Executive Order on Elections: Legal Background and Court Challenges

Executive Order on Elections: Legal Background and Court Challenges
September 16, 2025 (LSB11368)

On March 25, 2025, President Trump issued Executive Order (EO) 14248, "Preserving and Protecting the Integrity of American Elections." The EO addresses the Election Assistance Commission (EAC) and the national uniform voter registration form, mail-in ballot requirements, state election database access by the federal government, federal election funding conditions, and voting systems requirements, among other issues. In April, the District Court for the District of Columbia in League of United Latin American Citizens (LULAC) v. Executive Office of the President granted, in part, a preliminary injunction pausing some of the provisions of the EO. In June, the District Court for the District of Massachusetts issued an injunction blocking additional provisions in litigation brought by multiple state plaintiffs in State of California v. Trump. Washington and Oregon separately challenged the EO in the U.S. District Court for the Western District of Washington in State of Washington v. Trump.

This Legal Sidebar provides background on relevant constitutional authority and federal election laws, summarizes the provisions of EO 14248, discusses the litigation challenging the EO, and offers some considerations for Congress.

Constitutional Authority and Relevant Federal Election Law

The Elections Clause of the U.S. Constitution provides to the states the initial and principal authority to administer elections within their jurisdictions. Specifically, the Elections Clause provides: "The Times, Places and Manner of holding Elections for Senators and Representatives, shall be prescribed in each State by the Legislature thereof; but the Congress may at any time by Law make or alter such Regulations, except as to the Places of chusing Senators." As a result of this decentralized authority, states vary significantly in how they administer the federal voting process and elections. At the same time, the Elections Clause provides Congress with the authority to "override" most state laws regulating federal elections. Under that authority, Congress has enacted laws such as the National Voter Registration Act of 1993 (NVRA) and the Help America Vote Act of 2002 (HAVA), discussed below, which dictate how states administer certain aspects of the federal election process, including voter registration and voter roll maintenance.
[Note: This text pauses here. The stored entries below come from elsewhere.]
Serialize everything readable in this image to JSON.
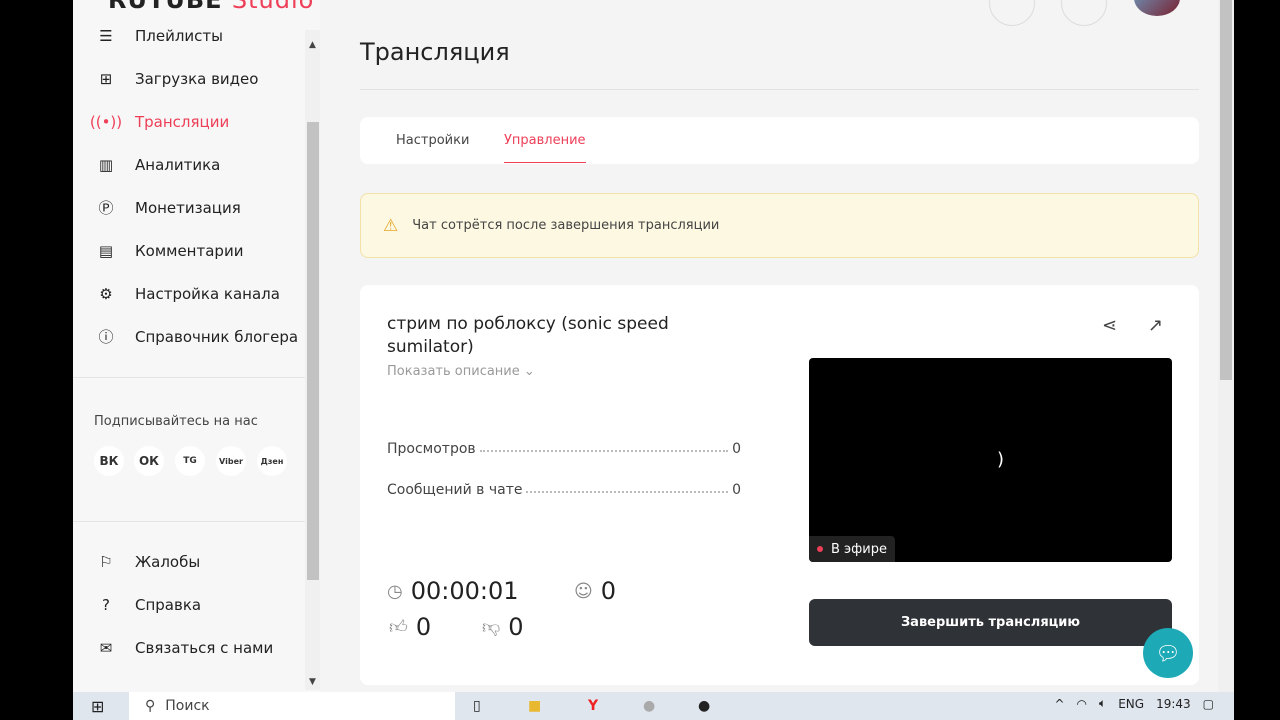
{
  "logo": {
    "brand": "RUTUBE",
    "studio": "Studio"
  },
  "sidebar": {
    "items": [
      {
        "label": "Плейлисты",
        "icon": "list-icon"
      },
      {
        "label": "Загрузка видео",
        "icon": "upload-file-icon"
      },
      {
        "label": "Трансляции",
        "icon": "broadcast-icon"
      },
      {
        "label": "Аналитика",
        "icon": "chart-icon"
      },
      {
        "label": "Монетизация",
        "icon": "ruble-icon"
      },
      {
        "label": "Комментарии",
        "icon": "comment-icon"
      },
      {
        "label": "Настройка канала",
        "icon": "gear-icon"
      },
      {
        "label": "Справочник блогера",
        "icon": "info-icon"
      }
    ],
    "follow_label": "Подписывайтесь на нас",
    "social": [
      "ВК",
      "ОК",
      "TG",
      "Viber",
      "Дзен"
    ],
    "bottom": [
      {
        "label": "Жалобы",
        "icon": "flag-icon"
      },
      {
        "label": "Справка",
        "icon": "help-icon"
      },
      {
        "label": "Связаться с нами",
        "icon": "mail-icon"
      }
    ]
  },
  "main": {
    "title": "Трансляция",
    "tabs": [
      "Настройки",
      "Управление"
    ],
    "warning": "Чат сотрётся после завершения трансляции",
    "stream": {
      "title": "стрим по роблоксу (sonic speed sumilator)",
      "show_description": "Показать описание",
      "views_label": "Просмотров",
      "views": "0",
      "messages_label": "Сообщений в чате",
      "messages": "0",
      "duration": "00:00:01",
      "viewers": "0",
      "likes": "0",
      "dislikes": "0",
      "live_label": "В эфире",
      "end_button": "Завершить трансляцию"
    }
  },
  "taskbar": {
    "search": "Поиск",
    "lang": "ENG",
    "time": "19:43"
  },
  "colors": {
    "accent": "#ee3f58",
    "button": "#2f3338",
    "chat": "#1da9b5"
  }
}
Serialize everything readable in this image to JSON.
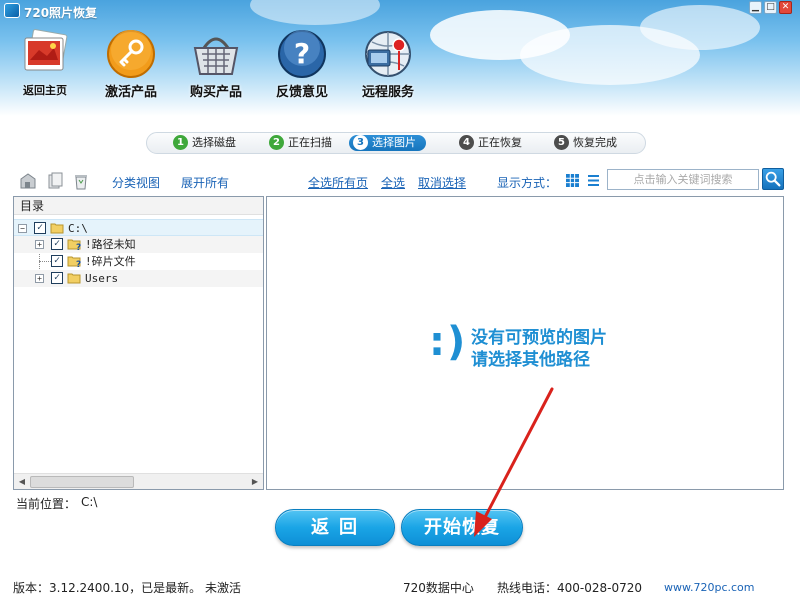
{
  "window": {
    "title": "720照片恢复",
    "buttons": [
      "▁",
      "□",
      "✕"
    ]
  },
  "nav": {
    "home": "返回主页",
    "activate": "激活产品",
    "buy": "购买产品",
    "feedback": "反馈意见",
    "remote": "远程服务"
  },
  "steps": [
    {
      "num": "1",
      "label": "选择磁盘",
      "state": "done"
    },
    {
      "num": "2",
      "label": "正在扫描",
      "state": "done"
    },
    {
      "num": "3",
      "label": "选择图片",
      "state": "active"
    },
    {
      "num": "4",
      "label": "正在恢复",
      "state": "todo"
    },
    {
      "num": "5",
      "label": "恢复完成",
      "state": "todo"
    }
  ],
  "toolbar": {
    "category_view": "分类视图",
    "expand_all": "展开所有",
    "select_all_pages": "全选所有页",
    "select_all": "全选",
    "deselect": "取消选择",
    "display_mode": "显示方式：",
    "search_placeholder": "点击输入关键词搜索"
  },
  "tree": {
    "header": "目录",
    "root": "C:\\",
    "items": [
      "!路径未知",
      "!碎片文件",
      "Users"
    ],
    "expanders": {
      "root": "−",
      "child": "+"
    },
    "check": "✓"
  },
  "preview": {
    "emoticon": ":)",
    "line1": "没有可预览的图片",
    "line2": "请选择其他路径"
  },
  "location": {
    "label": "当前位置：",
    "value": "C:\\"
  },
  "buttons": {
    "back": "返回",
    "start": "开始恢复"
  },
  "status": {
    "version": "版本：3.12.2400.10，已是最新。",
    "activation": "未激活",
    "data_center": "720数据中心",
    "hotline": "热线电话：400-028-0720",
    "website": "www.720pc.com"
  },
  "colors": {
    "accent": "#1f8fd3",
    "link": "#1a63b6",
    "step_done": "#3fa83b",
    "step_active": "#1675bd"
  },
  "icons": [
    "home-photo-icon",
    "key-icon",
    "shopping-basket-icon",
    "help-question-icon",
    "remote-service-icon",
    "search-icon",
    "grid-view-icon",
    "list-view-icon",
    "folder-icon"
  ]
}
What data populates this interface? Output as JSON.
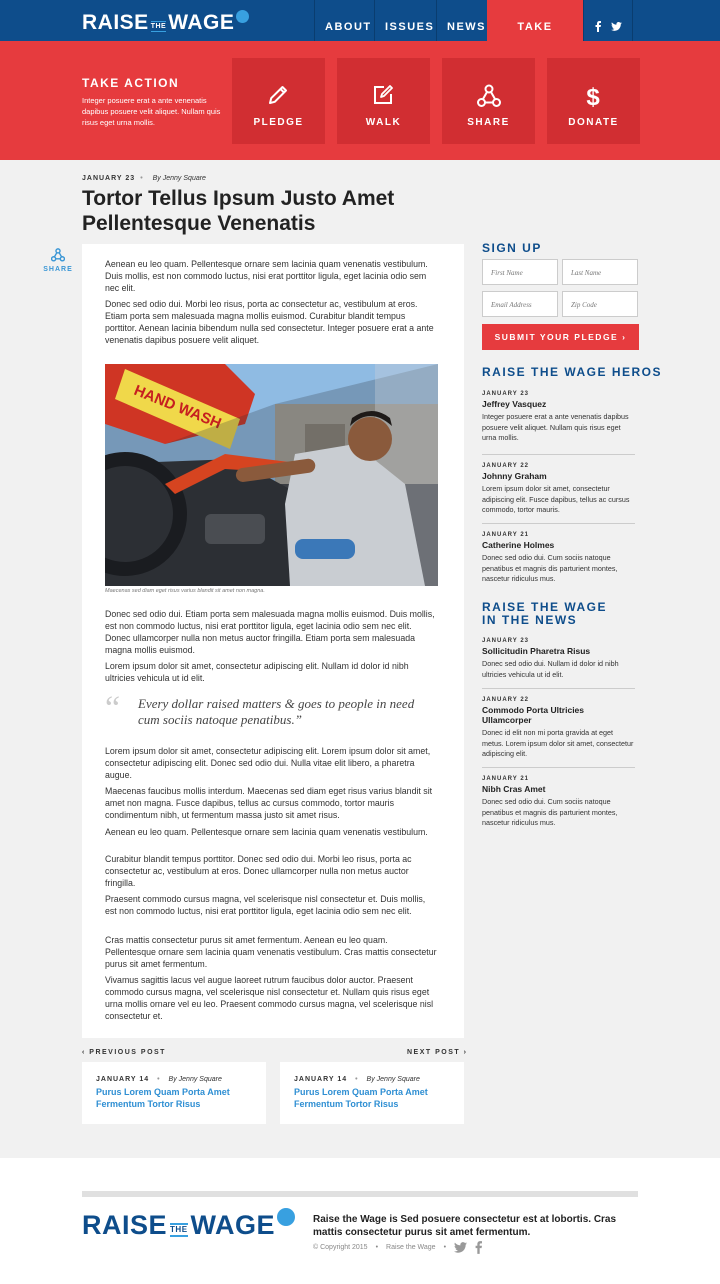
{
  "header": {
    "logo": {
      "raise": "RAISE",
      "the": "THE",
      "wage": "WAGE"
    },
    "nav": [
      "ABOUT",
      "ISSUES",
      "NEWS",
      "TAKE ACTION"
    ],
    "social": [
      "facebook-icon",
      "twitter-icon"
    ]
  },
  "action_band": {
    "title": "TAKE ACTION",
    "text": "Integer posuere erat a ante venenatis dapibus posuere velit aliquet. Nullam quis risus eget urna mollis.",
    "tiles": [
      "PLEDGE",
      "WALK",
      "SHARE",
      "DONATE"
    ]
  },
  "article": {
    "date": "JANUARY 23",
    "author": "By Jenny Square",
    "title": "Tortor Tellus Ipsum Justo Amet Pellentesque Venenatis",
    "share_label": "SHARE",
    "paragraphs_top": [
      "Aenean eu leo quam. Pellentesque ornare sem lacinia quam venenatis vestibulum. Duis mollis, est non commodo luctus, nisi erat porttitor ligula, eget lacinia odio sem nec elit.",
      "Donec sed odio dui. Morbi leo risus, porta ac consectetur ac, vestibulum at eros. Etiam porta sem malesuada magna mollis euismod. Curabitur blandit tempus porttitor. Aenean lacinia bibendum nulla sed consectetur. Integer posuere erat a ante venenatis dapibus posuere velit aliquet."
    ],
    "photo_sign": "HAND WASH",
    "caption": "Maecenas sed diam eget risus varius blandit sit amet non magna.",
    "paragraphs_mid": [
      "Donec sed odio dui. Etiam porta sem malesuada magna mollis euismod. Duis mollis, est non commodo luctus, nisi erat porttitor ligula, eget lacinia odio sem nec elit. Donec ullamcorper nulla non metus auctor fringilla. Etiam porta sem malesuada magna mollis euismod.",
      "Lorem ipsum dolor sit amet, consectetur adipiscing elit. Nullam id dolor id nibh ultricies vehicula ut id elit."
    ],
    "quote": "Every dollar raised matters & goes to people in need cum sociis natoque penatibus.”",
    "paragraphs_bottom": [
      "Lorem ipsum dolor sit amet, consectetur adipiscing elit. Lorem ipsum dolor sit amet, consectetur adipiscing elit. Donec sed odio dui. Nulla vitae elit libero, a pharetra augue.",
      "Maecenas faucibus mollis interdum. Maecenas sed diam eget risus varius blandit sit amet non magna. Fusce dapibus, tellus ac cursus commodo, tortor mauris condimentum nibh, ut fermentum massa justo sit amet risus.",
      "Aenean eu leo quam. Pellentesque ornare sem lacinia quam venenatis vestibulum.",
      "Curabitur blandit tempus porttitor. Donec sed odio dui. Morbi leo risus, porta ac consectetur ac, vestibulum at eros. Donec ullamcorper nulla non metus auctor fringilla.",
      "Praesent commodo cursus magna, vel scelerisque nisl consectetur et. Duis mollis, est non commodo luctus, nisi erat porttitor ligula, eget lacinia odio sem nec elit.",
      "Cras mattis consectetur purus sit amet fermentum. Aenean eu leo quam. Pellentesque ornare sem lacinia quam venenatis vestibulum. Cras mattis consectetur purus sit amet fermentum.",
      "Vivamus sagittis lacus vel augue laoreet rutrum faucibus dolor auctor. Praesent commodo cursus magna, vel scelerisque nisl consectetur et. Nullam quis risus eget urna mollis ornare vel eu leo. Praesent commodo cursus magna, vel scelerisque nisl consectetur et."
    ]
  },
  "pagination": {
    "prev_label": "PREVIOUS POST",
    "next_label": "NEXT POST",
    "prev": {
      "date": "JANUARY 14",
      "author": "By Jenny Square",
      "title": "Purus Lorem Quam Porta Amet Fermentum Tortor Risus"
    },
    "next": {
      "date": "JANUARY 14",
      "author": "By Jenny Square",
      "title": "Purus Lorem Quam Porta Amet Fermentum Tortor Risus"
    }
  },
  "signup": {
    "heading": "SIGN UP",
    "first_name": "First Name",
    "last_name": "Last Name",
    "email": "Email Address",
    "zip": "Zip Code",
    "button": "SUBMIT YOUR PLEDGE"
  },
  "heros": {
    "heading": "RAISE THE WAGE HEROS",
    "items": [
      {
        "date": "JANUARY 23",
        "name": "Jeffrey Vasquez",
        "text": "Integer posuere erat a ante venenatis dapibus posuere velit aliquet. Nullam quis risus eget urna mollis."
      },
      {
        "date": "JANUARY 22",
        "name": "Johnny Graham",
        "text": "Lorem ipsum dolor sit amet, consectetur adipiscing elit. Fusce dapibus, tellus ac cursus commodo, tortor mauris."
      },
      {
        "date": "JANUARY 21",
        "name": "Catherine Holmes",
        "text": "Donec sed odio dui. Cum sociis natoque penatibus et magnis dis parturient montes, nascetur ridiculus mus."
      }
    ]
  },
  "news": {
    "heading": "RAISE THE WAGE IN THE NEWS",
    "items": [
      {
        "date": "JANUARY 23",
        "name": "Sollicitudin Pharetra Risus",
        "text": "Donec sed odio dui. Nullam id dolor id nibh ultricies vehicula ut id elit."
      },
      {
        "date": "JANUARY 22",
        "name": "Commodo Porta Ultricies Ullamcorper",
        "text": "Donec id elit non mi porta gravida at eget metus. Lorem ipsum dolor sit amet, consectetur adipiscing elit."
      },
      {
        "date": "JANUARY 21",
        "name": "Nibh Cras Amet",
        "text": "Donec sed odio dui. Cum sociis natoque penatibus et magnis dis parturient montes, nascetur ridiculus mus."
      }
    ]
  },
  "footer": {
    "tagline": "Raise the Wage is Sed posuere consectetur est at lobortis. Cras mattis consectetur purus sit amet fermentum.",
    "copyright": "© Copyright 2015",
    "org": "Raise the Wage",
    "separator": "•"
  },
  "colors": {
    "navy": "#0e4d8b",
    "red": "#e63b3e",
    "dark_red": "#d12e32",
    "link_blue": "#2f8fd3"
  }
}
Under the Elections Clause, Congress enacted uniform dates applicable to the general elections for the U.S. Senate and House of Representatives. Specifically, 2 U.S.C. § 7 establishes that Election Day for the House is the first Tuesday following the first Monday in November in even-numbered years, and 2 U.S.C. § 1 establishes that Election Day for the Senate is on the same day as the next House election that precedes the expiration of a Senator's term.

A separate constitutional provision addressing presidential elections known as the Electors Clause—in Article II, Section 1, clause 2—provides that "Each State shall appoint" electors for President and Vice President "in such Manner as the Legislature thereof may direct." Article II, Section 1, clause 4, provides Congress with the power to determine when the states choose their electors and "the Day on which they shall give their Votes; which Day shall be the same throughout the United States." Accordingly, Congress established the same date, every four years, for the states to elect presidential and vice presidential electors in 3 U.S.C. § 1, known as Election Day.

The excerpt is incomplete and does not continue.